My dad is blind and partially deaf, and my mum is partially blind and has other health issues that make it harder for her to move around. Despite having parents with disabilities, though, for my entire childhood, I didn’t realise I was something that’s called a young carer. I’m still finding out how that has shaped who I am now. Part of it was the practical stuff like bills and shopping – I can still feel the chill from carrying heavy bags of groceries on a cold evening. But it was also being responsible and worrying about my parents every day.

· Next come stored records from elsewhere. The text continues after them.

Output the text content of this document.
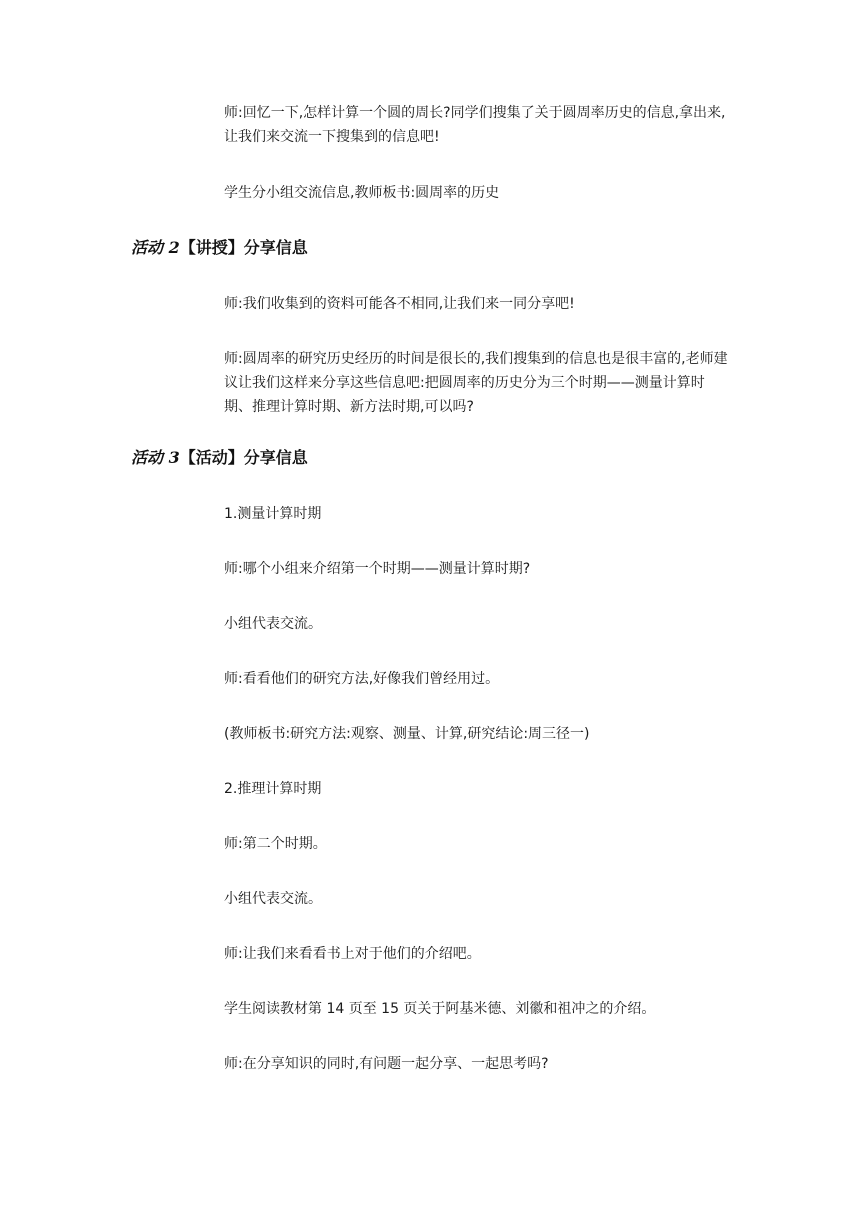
师:回忆一下,怎样计算一个圆的周长?同学们搜集了关于圆周率历史的信息,拿出来,让我们来交流一下搜集到的信息吧!

学生分小组交流信息,教师板书:圆周率的历史

活动 2【讲授】分享信息

师:我们收集到的资料可能各不相同,让我们来一同分享吧!

师:圆周率的研究历史经历的时间是很长的,我们搜集到的信息也是很丰富的,老师建议让我们这样来分享这些信息吧:把圆周率的历史分为三个时期——测量计算时期、推理计算时期、新方法时期,可以吗?

活动 3【活动】分享信息

1.测量计算时期

师:哪个小组来介绍第一个时期——测量计算时期?

小组代表交流。

师:看看他们的研究方法,好像我们曾经用过。

(教师板书:研究方法:观察、测量、计算,研究结论:周三径一)

2.推理计算时期

师:第二个时期。

小组代表交流。

师:让我们来看看书上对于他们的介绍吧。

学生阅读教材第 14 页至 15 页关于阿基米德、刘徽和祖冲之的介绍。

师:在分享知识的同时,有问题一起分享、一起思考吗?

I have to say, though, that being a young carer has more positives than negatives for me in my life. It made me stronger than I realise. I can get the job done, which is really useful in my line of work – where I have to focus and the hours can sometimes be gruelling. And I didn’t miss out, it wasn’t a bad experience – it helped me overcome obstacles.
An issue for me was that I didn’t know about organisations and we had no extended family. This, combined with the fact that we didn’t have much money when I was growing up. Both my parents were on benefits – which I had to help organise – and we were placed in a flat for seven years that was a total nightmare to live in. Not only was the place damp and cold, but it was really difficult for my parents to move about in it. It was really dangerous. I remember the damp made my school blazer mouldy, and we couldn’t afford a new one – it was really embarrassing.
Being a young carer has made me a more empathic and perceptive person
Singing was my escape though – it was such a form of release. My parents loved my singing, and always encouraged me and gave me as much opportunity to live my life as they could.
Being a young carer has made me a more empathic and perceptive person that I might not have been otherwise. I can relate to people in a way that I think is down to having to care for my parents. I would say to any children or teenagers who are caring for someone that you can’t care for your loved ones if you don’t care for yourself. Don’t feel guilty about getting the support you need. That’s why organisations like The Children's Society and the Young Carers in Focus project are so vital – I can’t wait to see the exhibition.